Sure, I've went through the question bank on ISACA's CISM for the past three years and the core focus - even though its called a security exam - is on business - not security. It's like the recent RSA study... The study found that enterprise security managers know what their companies' true data assets are, but find that their security programs are driven mainly by compliance, rather than protection (http://www.rsa.com/products/DLP/ar/10844_5415_The_Value_of_Corporate_Secrets.pdf)." I get annoyed and easily deterred from focusing on books which teach: "money money money" wherein they're labeled: "Securing an Infrastructure - How to Become A Red Hot Certified Paper Pusher While Ignoring Reality and Security"

Sorry if I annoyed you Mr. Ye I will make sure it won't happen again

[1] translation - toro translate | Spanish dictionary
[2] Urban Dictionary: skata
[3] Phobia - Wikipedia, the free encyclopedia

JDMurray

AHEM

Please don't start tossing any flames back and forth in my forums, please.

PM your flames to each other all you want.

sexion8

Paul Boz wrote: »

You have to break up the management certs with the technical ones or you'll burn out as you have. I couldn't imagine slamming the CISSP, CISA, or CISM at the same time.

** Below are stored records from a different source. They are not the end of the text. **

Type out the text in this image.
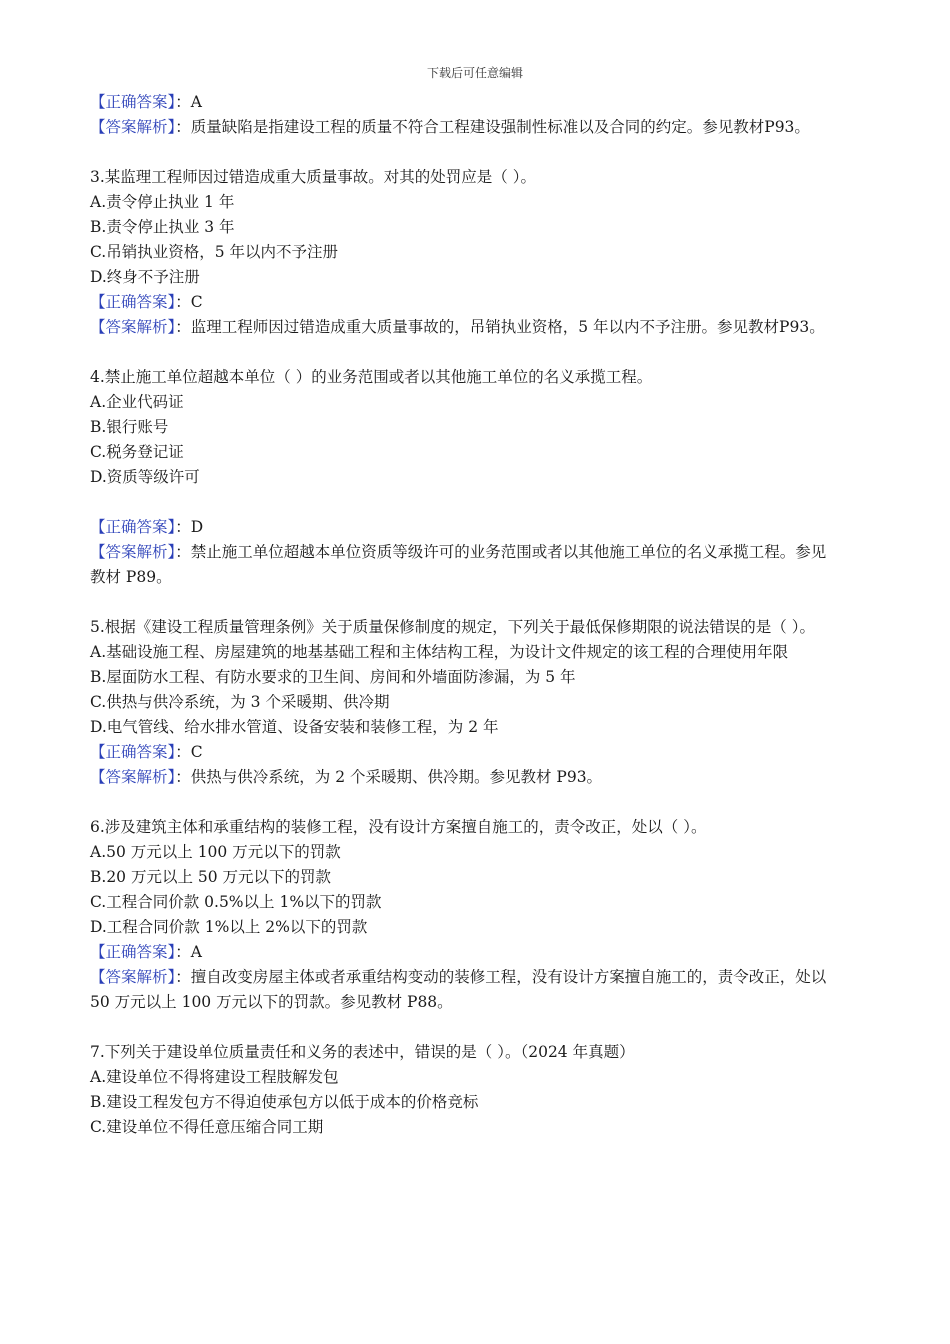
下载后可任意编辑
【正确答案】：A
【答案解析】：质量缺陷是指建设工程的质量不符合工程建设强制性标准以及合同的约定。参见教材P93。
3.某监理工程师因过错造成重大质量事故。对其的处罚应是（ ）。
A.责令停止执业 1 年
B.责令停止执业 3 年
C.吊销执业资格，5 年以内不予注册
D.终身不予注册
【正确答案】：C
【答案解析】：监理工程师因过错造成重大质量事故的，吊销执业资格，5 年以内不予注册。参见教材P93。
4.禁止施工单位超越本单位（ ）的业务范围或者以其他施工单位的名义承揽工程。
A.企业代码证
B.银行账号
C.税务登记证
D.资质等级许可
【正确答案】：D
【答案解析】：禁止施工单位超越本单位资质等级许可的业务范围或者以其他施工单位的名义承揽工程。参见教材 P89。
5.根据《建设工程质量管理条例》关于质量保修制度的规定，下列关于最低保修期限的说法错误的是（ ）。
A.基础设施工程、房屋建筑的地基基础工程和主体结构工程，为设计文件规定的该工程的合理使用年限
B.屋面防水工程、有防水要求的卫生间、房间和外墙面防渗漏，为 5 年
C.供热与供冷系统，为 3 个采暖期、供冷期
D.电气管线、给水排水管道、设备安装和装修工程，为 2 年
【正确答案】：C
【答案解析】：供热与供冷系统，为 2 个采暖期、供冷期。参见教材 P93。
6.涉及建筑主体和承重结构的装修工程，没有设计方案擅自施工的，责令改正，处以（ ）。
A.50 万元以上 100 万元以下的罚款
B.20 万元以上 50 万元以下的罚款
C.工程合同价款 0.5%以上 1%以下的罚款
D.工程合同价款 1%以上 2%以下的罚款
【正确答案】：A
【答案解析】：擅自改变房屋主体或者承重结构变动的装修工程，没有设计方案擅自施工的，责令改正，处以 50 万元以上 100 万元以下的罚款。参见教材 P88。
7.下列关于建设单位质量责任和义务的表述中，错误的是（ ）。（2024 年真题）
A.建设单位不得将建设工程肢解发包
B.建设工程发包方不得迫使承包方以低于成本的价格竞标
C.建设单位不得任意压缩合同工期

When I failed in December, I had attended a bootcamp for the CISM in VA but during the bootcamp I was actually doing some teleworking and instead of focusing like I should have, I wasted time like an idiot. Again, call it arrogance or a lack of caring for the CISM, I should have read the content and studied.

A big gripe was and is ISACA's methodology which is visible in some of their answers and explanations. For a certification to be labeled "Security Manager" I feel it imbues "Business Management of Security Systems" as almost all questions focused on the following: Business, Business, Business... Security.

Understandable that security needs to conform to business models but security isn't a "money maker" so any analysis (quantitative or qualitative) to me is theoretical. How does one in a logical (not theoretical) fashion interpret a financial gain from having security in place (without using fuzzy math/metrics). By the lack of compromises? Lack of attempted compromises? Visibly detected (alerts, etc.) and stopped breaches? Its definitely a hard pill to swallow when dealing with some of the content.

Paul Boz

Rather than trying to make a case for how security costs are justified through terms like "money maker" just make the case for what it would cost in case of a breach. Also make a case for regulatory compliance requirements. It is far easier to say "we HAVE to do this" versus "we SHOULD do this."

earweed

Paul Boz wrote: »

Rather than trying to make a case for how security costs are justified through terms like "money maker" just make the case for what it would cost in case of a breach. Also make a case for regulatory compliance requirements. It is far easier to say "we HAVE to do this" versus "we SHOULD do this."

+1 This is how the business and the tech side of things should look at security.

JDMurray

At the very pinnacle of the InfoSec pyramid is the domain of Risk Management. All security is justified based on the presence of risk. If there were no risks (i.e., threats), there would be no need for security. The justification of adding security by creating/modifying business processes comes from cost-benefit analysis. If you are will to accept a certain level of risk, there is no need to spend money to mitigate it. If the level of potential risk is unacceptable (i.e., the quantity of losses and probability of loss occurring are too great), then money must be spent to implement controls to mitigate the risks to an acceptable level.

This is the type of thinking that CISM people do every day.